Maxwell told council that in his professional opinion, the spread of TCE was not expanding, and he said cleanup is ongoing at the site.
TCE has shown up in the groundwater at the Springfield-Branson National Airport, even though the solvent was not used in airport operations, according to airport spokesperson Kent Boyd. The Litton factory was located immediately adjacent to the airport. When Missouri DNR asked Northrop Grumman to do something about the contamination, officials responded that other companies used TCE and may have been responsible for the contamination, the Independent reported. However, a 1993 Environmental Protection Agency report estimated that Litton dumped 193.8 million gallons of wastewater into pits and sinkholes on its property.

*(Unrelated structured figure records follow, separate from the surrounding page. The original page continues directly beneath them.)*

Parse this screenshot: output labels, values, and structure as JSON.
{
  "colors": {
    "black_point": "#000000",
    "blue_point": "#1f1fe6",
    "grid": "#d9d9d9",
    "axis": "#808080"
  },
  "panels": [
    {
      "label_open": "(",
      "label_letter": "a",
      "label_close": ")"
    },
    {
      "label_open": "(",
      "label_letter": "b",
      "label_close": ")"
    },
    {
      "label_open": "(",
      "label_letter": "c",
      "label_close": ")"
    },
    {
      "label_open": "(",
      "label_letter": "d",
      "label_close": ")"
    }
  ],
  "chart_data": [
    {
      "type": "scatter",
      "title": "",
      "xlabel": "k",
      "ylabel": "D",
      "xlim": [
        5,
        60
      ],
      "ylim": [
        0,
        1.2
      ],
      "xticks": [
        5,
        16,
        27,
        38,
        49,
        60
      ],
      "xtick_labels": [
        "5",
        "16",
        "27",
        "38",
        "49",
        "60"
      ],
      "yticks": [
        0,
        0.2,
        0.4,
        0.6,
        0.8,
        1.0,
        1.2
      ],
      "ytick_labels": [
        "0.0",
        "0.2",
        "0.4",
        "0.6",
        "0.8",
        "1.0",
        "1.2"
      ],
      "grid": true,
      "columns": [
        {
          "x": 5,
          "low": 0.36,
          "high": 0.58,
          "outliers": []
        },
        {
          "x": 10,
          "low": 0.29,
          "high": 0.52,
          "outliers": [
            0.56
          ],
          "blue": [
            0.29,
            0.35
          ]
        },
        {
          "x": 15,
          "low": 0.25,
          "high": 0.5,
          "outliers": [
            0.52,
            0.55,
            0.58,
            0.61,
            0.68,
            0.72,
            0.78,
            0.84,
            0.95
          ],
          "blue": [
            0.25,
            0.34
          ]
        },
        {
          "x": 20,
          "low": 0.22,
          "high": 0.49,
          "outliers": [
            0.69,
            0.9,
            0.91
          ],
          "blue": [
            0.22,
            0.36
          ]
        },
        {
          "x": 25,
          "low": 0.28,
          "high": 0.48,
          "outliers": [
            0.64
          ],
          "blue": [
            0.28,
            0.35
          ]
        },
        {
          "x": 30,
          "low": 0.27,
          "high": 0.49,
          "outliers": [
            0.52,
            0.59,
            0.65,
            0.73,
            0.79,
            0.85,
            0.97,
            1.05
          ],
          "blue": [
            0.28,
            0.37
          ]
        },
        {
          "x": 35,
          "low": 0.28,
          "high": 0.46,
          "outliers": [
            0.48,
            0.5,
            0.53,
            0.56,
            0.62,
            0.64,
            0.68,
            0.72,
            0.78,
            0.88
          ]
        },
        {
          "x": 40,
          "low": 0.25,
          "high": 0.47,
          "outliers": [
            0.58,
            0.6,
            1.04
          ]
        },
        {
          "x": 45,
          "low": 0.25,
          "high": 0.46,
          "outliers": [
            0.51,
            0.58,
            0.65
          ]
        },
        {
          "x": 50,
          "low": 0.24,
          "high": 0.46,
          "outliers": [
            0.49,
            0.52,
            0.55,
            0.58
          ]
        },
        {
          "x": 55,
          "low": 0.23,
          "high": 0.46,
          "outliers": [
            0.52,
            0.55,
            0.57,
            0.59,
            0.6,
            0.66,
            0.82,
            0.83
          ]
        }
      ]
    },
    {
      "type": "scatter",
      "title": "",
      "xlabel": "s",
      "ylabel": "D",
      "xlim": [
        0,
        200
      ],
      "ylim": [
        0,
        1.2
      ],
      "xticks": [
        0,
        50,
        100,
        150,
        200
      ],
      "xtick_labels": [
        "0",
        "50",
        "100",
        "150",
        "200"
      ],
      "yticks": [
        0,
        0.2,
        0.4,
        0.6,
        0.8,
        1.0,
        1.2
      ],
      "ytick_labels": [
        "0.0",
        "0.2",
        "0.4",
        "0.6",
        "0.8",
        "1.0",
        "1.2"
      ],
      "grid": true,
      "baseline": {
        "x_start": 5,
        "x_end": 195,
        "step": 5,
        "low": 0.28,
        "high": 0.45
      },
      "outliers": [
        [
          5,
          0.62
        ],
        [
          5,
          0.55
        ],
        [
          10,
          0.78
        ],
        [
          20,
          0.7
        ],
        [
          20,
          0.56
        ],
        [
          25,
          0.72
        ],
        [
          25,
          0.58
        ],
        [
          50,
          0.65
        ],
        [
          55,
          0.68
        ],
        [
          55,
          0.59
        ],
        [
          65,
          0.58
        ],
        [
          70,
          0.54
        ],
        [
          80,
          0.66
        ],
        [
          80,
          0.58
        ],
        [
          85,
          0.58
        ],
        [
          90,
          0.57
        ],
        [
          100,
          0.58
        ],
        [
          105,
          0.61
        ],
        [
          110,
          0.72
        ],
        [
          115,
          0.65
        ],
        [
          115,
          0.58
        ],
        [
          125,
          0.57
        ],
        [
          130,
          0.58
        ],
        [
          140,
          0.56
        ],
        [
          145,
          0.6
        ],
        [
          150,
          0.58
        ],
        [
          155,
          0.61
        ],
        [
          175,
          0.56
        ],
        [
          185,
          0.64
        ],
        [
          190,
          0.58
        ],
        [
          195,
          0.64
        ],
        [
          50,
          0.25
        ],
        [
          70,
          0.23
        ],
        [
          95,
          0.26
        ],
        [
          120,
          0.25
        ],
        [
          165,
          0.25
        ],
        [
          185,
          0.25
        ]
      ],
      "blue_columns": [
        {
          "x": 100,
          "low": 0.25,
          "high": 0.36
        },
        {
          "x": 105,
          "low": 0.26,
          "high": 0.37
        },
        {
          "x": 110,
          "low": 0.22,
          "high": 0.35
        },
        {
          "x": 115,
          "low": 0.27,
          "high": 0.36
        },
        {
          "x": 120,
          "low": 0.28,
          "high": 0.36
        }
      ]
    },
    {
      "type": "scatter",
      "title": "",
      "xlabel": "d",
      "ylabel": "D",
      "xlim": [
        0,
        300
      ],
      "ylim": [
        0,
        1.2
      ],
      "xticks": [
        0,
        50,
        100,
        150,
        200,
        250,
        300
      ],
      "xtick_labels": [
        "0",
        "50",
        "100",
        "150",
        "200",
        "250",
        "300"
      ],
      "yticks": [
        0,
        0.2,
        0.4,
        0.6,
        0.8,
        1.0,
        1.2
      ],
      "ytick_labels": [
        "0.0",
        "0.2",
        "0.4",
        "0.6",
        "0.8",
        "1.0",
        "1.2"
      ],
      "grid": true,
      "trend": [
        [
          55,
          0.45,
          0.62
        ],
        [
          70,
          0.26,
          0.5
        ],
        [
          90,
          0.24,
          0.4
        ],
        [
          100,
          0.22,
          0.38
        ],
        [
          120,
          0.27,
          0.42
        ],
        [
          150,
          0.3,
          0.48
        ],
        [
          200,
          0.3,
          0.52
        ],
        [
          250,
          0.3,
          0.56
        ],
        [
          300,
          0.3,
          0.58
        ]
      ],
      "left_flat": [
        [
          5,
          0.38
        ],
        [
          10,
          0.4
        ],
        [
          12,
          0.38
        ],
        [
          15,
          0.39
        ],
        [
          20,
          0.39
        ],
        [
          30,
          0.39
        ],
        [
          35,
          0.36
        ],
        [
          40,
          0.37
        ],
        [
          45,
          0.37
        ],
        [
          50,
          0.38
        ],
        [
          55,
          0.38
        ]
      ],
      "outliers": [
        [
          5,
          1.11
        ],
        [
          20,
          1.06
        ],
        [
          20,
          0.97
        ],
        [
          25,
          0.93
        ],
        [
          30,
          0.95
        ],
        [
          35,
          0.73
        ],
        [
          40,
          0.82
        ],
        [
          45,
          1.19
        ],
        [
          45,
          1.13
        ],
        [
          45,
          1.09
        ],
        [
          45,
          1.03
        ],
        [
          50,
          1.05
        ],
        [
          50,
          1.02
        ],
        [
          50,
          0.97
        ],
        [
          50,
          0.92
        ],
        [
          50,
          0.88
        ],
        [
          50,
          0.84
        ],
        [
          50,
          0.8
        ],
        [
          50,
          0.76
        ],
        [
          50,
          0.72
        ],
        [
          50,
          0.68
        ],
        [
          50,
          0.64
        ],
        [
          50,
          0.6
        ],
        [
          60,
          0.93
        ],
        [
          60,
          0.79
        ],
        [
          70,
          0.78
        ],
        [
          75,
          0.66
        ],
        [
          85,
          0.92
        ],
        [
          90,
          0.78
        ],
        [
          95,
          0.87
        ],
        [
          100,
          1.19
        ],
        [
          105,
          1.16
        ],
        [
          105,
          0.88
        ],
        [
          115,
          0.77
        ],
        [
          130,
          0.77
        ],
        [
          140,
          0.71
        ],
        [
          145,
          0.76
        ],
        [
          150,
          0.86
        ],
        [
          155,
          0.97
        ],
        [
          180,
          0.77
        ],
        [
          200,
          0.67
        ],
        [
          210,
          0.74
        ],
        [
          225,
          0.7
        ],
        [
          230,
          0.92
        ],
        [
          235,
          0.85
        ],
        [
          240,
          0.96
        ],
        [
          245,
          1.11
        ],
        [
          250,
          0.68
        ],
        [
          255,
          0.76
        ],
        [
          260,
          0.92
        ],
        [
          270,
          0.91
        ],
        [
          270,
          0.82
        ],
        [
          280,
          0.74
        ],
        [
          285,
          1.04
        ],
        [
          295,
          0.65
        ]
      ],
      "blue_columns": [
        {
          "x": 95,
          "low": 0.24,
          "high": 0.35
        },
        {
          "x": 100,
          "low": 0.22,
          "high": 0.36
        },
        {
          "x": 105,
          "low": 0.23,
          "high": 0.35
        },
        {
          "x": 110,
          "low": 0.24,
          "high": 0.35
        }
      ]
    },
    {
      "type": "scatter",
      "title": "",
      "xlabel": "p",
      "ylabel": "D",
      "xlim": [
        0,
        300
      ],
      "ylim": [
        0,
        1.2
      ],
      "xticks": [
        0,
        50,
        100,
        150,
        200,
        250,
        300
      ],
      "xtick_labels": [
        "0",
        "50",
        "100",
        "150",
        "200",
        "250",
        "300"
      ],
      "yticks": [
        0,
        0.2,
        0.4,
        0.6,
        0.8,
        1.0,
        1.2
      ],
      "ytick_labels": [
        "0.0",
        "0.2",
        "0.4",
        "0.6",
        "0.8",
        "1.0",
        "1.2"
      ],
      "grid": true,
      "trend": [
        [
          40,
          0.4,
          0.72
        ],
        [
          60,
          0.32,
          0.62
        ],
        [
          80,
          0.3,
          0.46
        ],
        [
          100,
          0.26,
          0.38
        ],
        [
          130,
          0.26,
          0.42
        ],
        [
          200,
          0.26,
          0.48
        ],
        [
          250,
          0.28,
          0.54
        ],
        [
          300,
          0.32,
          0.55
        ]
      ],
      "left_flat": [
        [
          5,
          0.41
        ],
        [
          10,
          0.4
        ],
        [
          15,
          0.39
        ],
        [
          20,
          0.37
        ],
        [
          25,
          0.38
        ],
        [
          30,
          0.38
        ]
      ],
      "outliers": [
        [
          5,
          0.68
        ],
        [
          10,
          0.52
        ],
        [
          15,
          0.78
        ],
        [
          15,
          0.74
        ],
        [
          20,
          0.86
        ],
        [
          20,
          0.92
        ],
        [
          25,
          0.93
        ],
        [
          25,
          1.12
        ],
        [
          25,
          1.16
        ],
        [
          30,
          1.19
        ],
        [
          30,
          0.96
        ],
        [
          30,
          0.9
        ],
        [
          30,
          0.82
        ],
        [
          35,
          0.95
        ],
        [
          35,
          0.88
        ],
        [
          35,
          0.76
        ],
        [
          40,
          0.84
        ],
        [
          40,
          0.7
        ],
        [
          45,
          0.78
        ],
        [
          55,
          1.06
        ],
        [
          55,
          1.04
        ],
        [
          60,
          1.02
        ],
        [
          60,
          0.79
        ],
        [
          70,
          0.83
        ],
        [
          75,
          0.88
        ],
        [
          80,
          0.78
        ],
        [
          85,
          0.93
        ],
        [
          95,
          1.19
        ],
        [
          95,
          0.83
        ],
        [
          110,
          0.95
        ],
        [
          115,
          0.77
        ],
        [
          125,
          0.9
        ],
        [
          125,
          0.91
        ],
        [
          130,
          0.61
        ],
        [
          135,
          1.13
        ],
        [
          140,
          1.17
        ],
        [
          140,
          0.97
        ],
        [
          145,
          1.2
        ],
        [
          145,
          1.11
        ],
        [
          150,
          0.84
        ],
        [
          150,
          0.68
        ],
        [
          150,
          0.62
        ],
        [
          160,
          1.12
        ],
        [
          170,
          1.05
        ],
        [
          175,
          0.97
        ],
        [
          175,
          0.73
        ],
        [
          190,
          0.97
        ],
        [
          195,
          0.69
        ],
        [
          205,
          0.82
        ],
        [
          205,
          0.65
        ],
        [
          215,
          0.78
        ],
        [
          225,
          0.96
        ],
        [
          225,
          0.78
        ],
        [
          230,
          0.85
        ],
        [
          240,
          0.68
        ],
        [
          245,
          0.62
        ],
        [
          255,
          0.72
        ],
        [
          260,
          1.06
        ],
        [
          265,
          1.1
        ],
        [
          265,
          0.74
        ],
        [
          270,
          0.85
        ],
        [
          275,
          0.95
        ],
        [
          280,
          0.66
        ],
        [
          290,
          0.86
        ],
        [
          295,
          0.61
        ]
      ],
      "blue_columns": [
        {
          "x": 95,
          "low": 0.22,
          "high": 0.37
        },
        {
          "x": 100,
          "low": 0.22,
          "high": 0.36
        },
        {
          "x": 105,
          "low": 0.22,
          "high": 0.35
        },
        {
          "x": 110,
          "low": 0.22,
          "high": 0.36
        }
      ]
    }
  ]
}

Boyd said the airport receives regular updates from Northrop Grumman on cleanup efforts.
“The report we hear from them is that they’re still cleaning up and that there’s still pollution there, and it’s going to be there for a while,” he said.
Boyd noted that the former airport terminal was right across the street from the Litton factory.
“One reason we didn’t expand to the east was because it was a Superfund site,” he said.
“We could have conceivably bought that property.”
A June 2022 update by Missouri DNR states Northrop Grumman is developing a final plan for cleanup of groundwater with various options being evaluated and presented for the state agency’s review. The community will be involved in evaluating and selecting a final plan, the report states. Public meetings are slated to be held to provide progress reports, and the Department of Health and Senior Services is drafting a public health consultation to evaluate community exposure to TCE in private well water.
A June 2023 community involvement plan posted on the Missouri DNR website states Northrop Grumman will continue its efforts to refine the extent of impacts from TCE contamination, including further work to define groundwater migration pathways through monitoring wells in the Springfield and Ozark aquifers.
The plan outlines tools for communication, including a dedicated section of the Missouri DNR website.
It reiterates that Missouri DNR will host public informational meetings to receive comments at key times during the cleanup process, but no timeline is indicated.
The document outlines actions that are planned by Northrop Grumman. These include extracting and treating water from the Springfield and Ozark aquifers and discharging treated groundwater into the city’s sanitary sewer system, sampling and analyzing private wells and site-specific monitoring wells, performing additional exploratory borings and groundwater grab sampling, and analysis, collecting and analyzing samples from nearby springs and submitting regular reports to the agency.